Sex and drugs and the law

Ted Leggett’s book is timely, as the issue of the legalisation of prostitution is about to go before the Constitutional Court. Leggett is acknowledged as one of the finest experts of the smudged line between sex work and the drug trade in South Africa.

After a long introduction on drugs that is uncertainly poised between speaking to parents, drug users and academics, Leggett gets into the real heart of the book about halfway through, looking at the links between sex work and the drug trade, which formed part of a major thesis he did some time back for the United Nations and others. It is here that he starts providing some real insights into the world of sex and drugs.

One can’t help feeling, though, that better editing would have helped him transform his thesis into a far more gripping book. The problem is not with the facts available to Leggett, it is in the layout and structure of the book — if he were not a researcher I respected, and the field was not one in which I have a great deal of interest, I would have abandoned it.

As an author who has just completed my sixth book, I know how writers can often drown in the wealth of information and know-ledge they accumulate and set to paper. A good writer becomes far better with an accomplished editor, but poor editing can reduce good works to mediocrity and the reader to puzzlement. Take this sentence as an example: “Calling all the publicly listed escort agencies in Durban (there are just over 20 of them) yields a surprisingly low count of total staff, with more than 100 but less than 200 sex workers on any given night.”

Leggett’s book is by no means mediocre, but too much of what fills the early pages tells any regular newspaper or magazine reader what they already know. The second half of the book comes alive with anecdotes. Leggett’s insights into the relationship between the seedy accommodation hotels that proliferate in Durban and Johannesburg, in particular, and their role in providing safe havens for drug traffickers and sex workers is the best part of the book. That and his suggestions for remedying the present situation: South Africa has become known as one of the world’s premier transit and consumption routes for hard drugs.

Leggett writes: “Vice enforcement is a very dangerous business. If you want to keep drugs and prostitution illegal, you have to watch the people in charge of enforcement very carefully.
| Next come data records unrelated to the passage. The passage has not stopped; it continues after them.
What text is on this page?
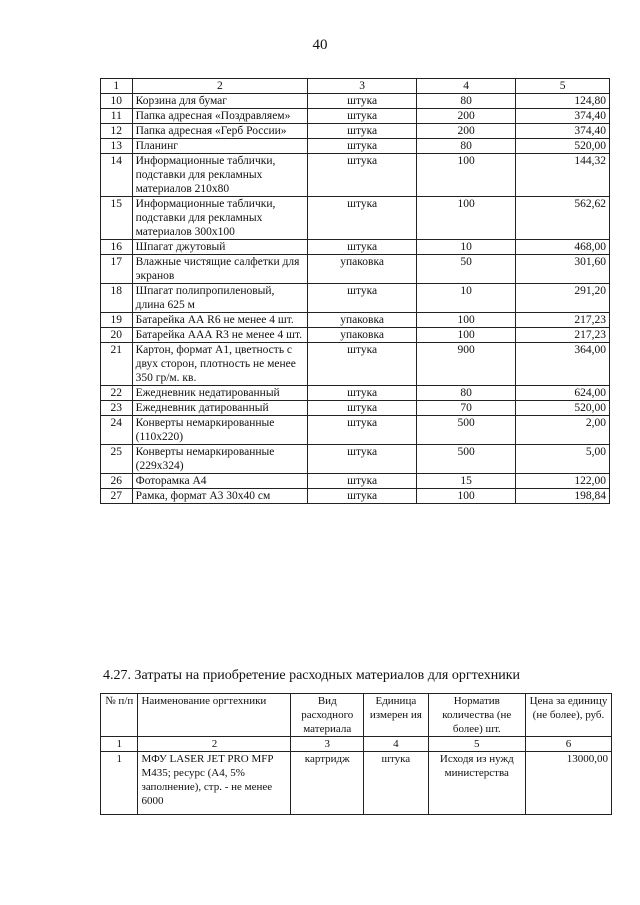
40
1	2	3	4	5
10	Корзина для бумаг	штука	80	124,80
11	Папка адресная «Поздравляем»	штука	200	374,40
12	Папка адресная «Герб России»	штука	200	374,40
13	Планинг	штука	80	520,00
14	Информационные таблички, подставки для рекламных материалов 210х80	штука	100	144,32
15	Информационные таблички, подставки для рекламных материалов 300х100	штука	100	562,62
16	Шпагат джутовый	штука	10	468,00
17	Влажные чистящие салфетки для экранов	упаковка	50	301,60
18	Шпагат полипропиленовый, длина 625 м	штука	10	291,20
19	Батарейка АА R6 не менее 4 шт.	упаковка	100	217,23
20	Батарейка ААА R3 не менее 4 шт.	упаковка	100	217,23
21	Картон, формат А1, цветность с двух сторон, плотность не менее 350 гр/м. кв.	штука	900	364,00
22	Ежедневник недатированный	штука	80	624,00
23	Ежедневник датированный	штука	70	520,00
24	Конверты немаркированные (110х220)	штука	500	2,00
25	Конверты немаркированные (229х324)	штука	500	5,00
26	Фоторамка А4	штука	15	122,00
27	Рамка, формат А3 30х40 см	штука	100	198,84
4.27. Затраты на приобретение расходных материалов для оргтехники
№ п/п	Наименование оргтехники	Вид расходного материала	Единица измерен ия	Норматив количества (не более) шт.	Цена за единицу (не более), руб.
1	2	3	4	5	6
1	МФУ LASER JET PRO MFP M435; ресурс (А4, 5% заполнение), стр. - не менее 6000	картридж	штука	Исходя из нужд министерства	13000,00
It has the potential to turn your police force into a group of drug-addicted servants of the syndicate, too busy worrying about their next hit to be of any use to society”.

I recalled, while reading, sitting in on a drug bust some years ago; it went on for hours, and when the

policemen were finally given the go-ahead by the officer in charge, he was out of his mind on cocaine that he had snorted with the small-time dealers who were then bust.

Leggett has excellent ideas for removing young people from conditions that encourage drug-taking. “As harsh as it sounds, we can pack a good part of South Africa’s drug problem on a plane and send it back to where it came from” — meaning a crackdown on sleazy hotels. He also has an excellent idea for adult entertainment centres that would create an environment for safe sex work.